Bug #27656
Inconsistent "SSLVerifyDepth" value in configurations will cause Apache to request unnecessary SSL renegotiation
Difficulty:
Triaged:
No
Bugzilla link:
Description
Inconsistent "SSLVerifyDepth" value in the following 2 Apache configuration files (Foreman and Katello) can cause Apache to request unnecessary SSL secure renegotiation to the client (such as web browser). This will trigger security alert to an environment that running IPS, such as MacAfee IPS. Change the value of this directive to '3' in both file does prevent the renegotiation.

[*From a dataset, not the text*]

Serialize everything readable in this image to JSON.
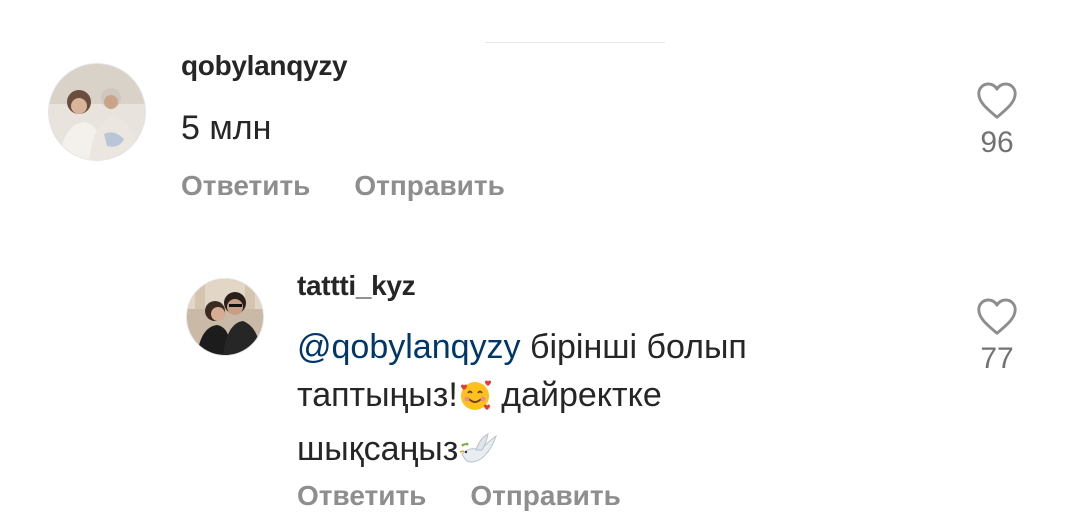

/etc/httpd/conf.d/05-foreman-ssl.conf
/etc/httpd/conf.d/05-foreman-ssl.d/katello.conf
Associated revisions
History
#1
Updated by The Foreman Bot over 3 years ago
- Assignee set to Ewoud Kohl van Wijngaarden
- Status changed from New to Ready For Testing
- Pull request https://github.com/theforeman/puppet-katello/pull/298 added
#2
Updated by The Foreman Bot over 3 years ago
- Fixed in Releases 1.24.0 added
#3
Updated by Ewoud Kohl van Wijngaarden over 3 years ago
- Status changed from Ready For Testing to Closed
Applied in changeset puppet-katello|6ba99532dec262b8978970ee1394dc6d1acc3f2c.
Fixes #27656 - Set SSLVerifyDepth to 3
This matches what theforeman-foreman sets and avoids SSL renegotiations.